The federal judge presiding over the perjury trial of Michael K. Deaver yesterday declined to dismiss portions of the five-count indictment against the former White House aide and then halted a hearing into the issue because he said he was not familiar with higher court rulings that may govern the case.

"I frankly do not know what the rule is," said U.S. District Court Judge Thomas Penfield Jackson. He said he needed to spend the weekend reading the cases.

Until that declaration, Jackson had repeatedly rejected attempts by Deaver's lawyers to dismiss portions of the indictment on grounds that prosecutors had failed to prove that section of the case.

But independent counsel Whitney North Seymour Jr. twice produced rulings that sent Jackson, who was a civil law specialist before he was named to the bench in 1982, to his chambers to read the cases.

"It's much easier on the civil side," Jackson said after one such break, noting that judges have much greater freedom in lawsuits to dismiss portions of cases than they apparently have in criminal cases.

Deaver, former White House deputy chief of staff, is charged with lying to a congressional subcommittee and a federal grand jury about contacts he made with senior Reagan administration officials as a lobbyist shortly after he left the government.

Yesterday, defense attorney Hebert J. Miller Jr. moved for acquittal, arguing that, among other things, Seymour was guilty of "egregious overreaching" in the indictments. He cited instances in which he charged that the special prosecutor had failed in 19 days of testimony to produce evidence of several contacts Deaver supposedly had.

"We don't have to prove our innocence," Miller complained as the judge ruled against Deaver.

Jackson, however, accepted Seymour's position that the government had produced other evidence that the contacts -- with then-Secretary of Transportation Elizabeth Hanford Dole and Assistant Secretary of State Gaston Sigur -- had occurred. Seymour said "it must be self-evident" that Dole "has amnesia on this" and said he could not vouch for Sigur's "credibility."

More important than his rulings on Dole and Sigur, the judge appeared to accept two key arguments offered by Seymour: that prosecutors had to produce only one other witness to testify about the meetings that Deaver allegedly failed to acknowledge and that he could not dismiss a portion of any count in the indictment if prosecutors had produced evidence supporting some portion of it.

During the trial, the prosecution has been unable to produce witnesses to several meetings described in the indictments. Jackson said he is worried that if the five full counts are allowed to stand, Deaver if he testifies, might incriminate himself.

Stating he was "sufficiently troubled" by the issue of what he could and could not dismiss from the case, Jackson ended the hearing yesterday afternoon after listening to arguments on four of the five counts. He said he will resume the hearing Monday morning.

Defense lawyers had been confident that they would gain dismissal of portions of the 17-page indictment, and Miller was clearly troubled by the judge's ruling.

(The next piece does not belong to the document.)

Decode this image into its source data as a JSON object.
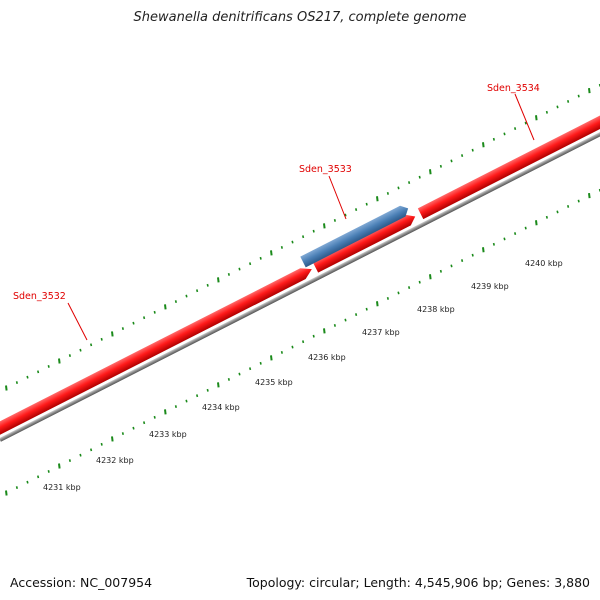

Miller charged that Seymour's interpretation "lets him play Russian roulette with the rights of a defendant," in effect allowing him to use Deaver to convict himself.

Earlier, when the judge appeared on the verge of dropping one of Deaver's alleged meetings from the indictment, Seymour, to the judge's surprise, interjected: "You are wrong on the law, with all due respect."

Jackson then listened as Seymour lectured him on what he believed a 1986 ruling from the Court of Appeals allowed the judge to do. "You have no have no power to deny the government" the right to keep some of the counts intact until the completion of the defense case, Seymour said.